The trial attracted scrutiny after Temur revealed he’d lost more than $50 million day trading while a college student. He’d argued that far from hiding his father’s money from his mother, he’d instead lost some of it with bad trades.
“Temur has learned well from his father’s past conduct and has done and said all he could to prevent his mother receiving a penny of the matrimonial assets,” the judge said.
Temur’s mother, Tatiana Akhmedova, wants the keys to a luxury apartment overlooking London’s Hyde Park in a bid to recover some of the cash.
Azerbaijan-born Farkhad made much of his wealth from the sale of his stake in a Russian gas producer in November 2012 for $1.4 billion. But the oligarch has refused to make any divorce payments, leaving Tatiana, backed by litigation funder Burford Capital Ltd., to pursue cases in at least six countries.
“Entirely predictably, given its original wrong and misguided judgment, the London court has ruled in favor of visiting ‘the sins’ of the father on an innocent and loyal son,” Farkhad said in a statement.
The fight has led to Tatiana’s so-far unsuccessful legal attempts to seize a 115-meter (377-foot) superyacht once owned by Roman Abramovich that is currently in Dubai, and a collection of modern art worth more than $140 million in a secure storage facility in Liechtenstein known as the “Treasure House.”
Farkhad moved to Russia after the initial divorce order in 2016. But by getting an English ruling against Temur, a U.K. resident, it’ll be easier for his mother to obtain his local assets.
At the trial last year, Temur said his father made his own decisions.

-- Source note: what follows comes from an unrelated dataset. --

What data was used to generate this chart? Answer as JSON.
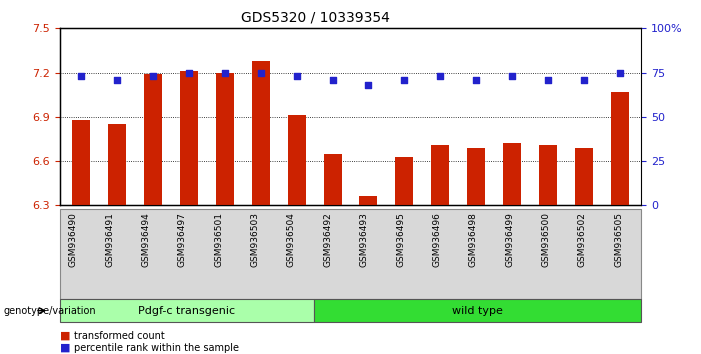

He said his mother’s choice to draw him into the litigation has been “tremendously upsetting and in many ways quite frightening.”
He said in a statement that while he disagreed with the ruling, “he would consider it a price worth paying for should it lead to a reasonable settlement between the parents he both loves.”
Tatiana said during the trial that her relationship with her eldest son “is now very strained.” She said she felt she had no choice but to sue him.
“I always knew that my strength would prevail through the smoke and mirrors as presented by Farkhad and his circus of illusionists,” Tatiana said in a statement after the ruling.
Temur said at the trial that he’d had some initial success trading stocks, only to hit a losing streak while studying at the London School of Economics. When he tried to make back the money, “convinced this loss was just bad luck,” he increased his risk exposure and lost everything, he explained in court.
The judge rejected Temur’s explanation that his mother knew about his trading, saying the transfer of millions of dollars from his father’s account was in fact designed to put it out of her reach. That he’d then racked up losses was beside the point, she said.
“All happy families are alike, each unhappy family is unhappy in its own way,” Knowles said in her judgment. “With apologies to Tolstoy, the Akhmedov family is one of the unhappiest ever to have appeared in my courtroom.”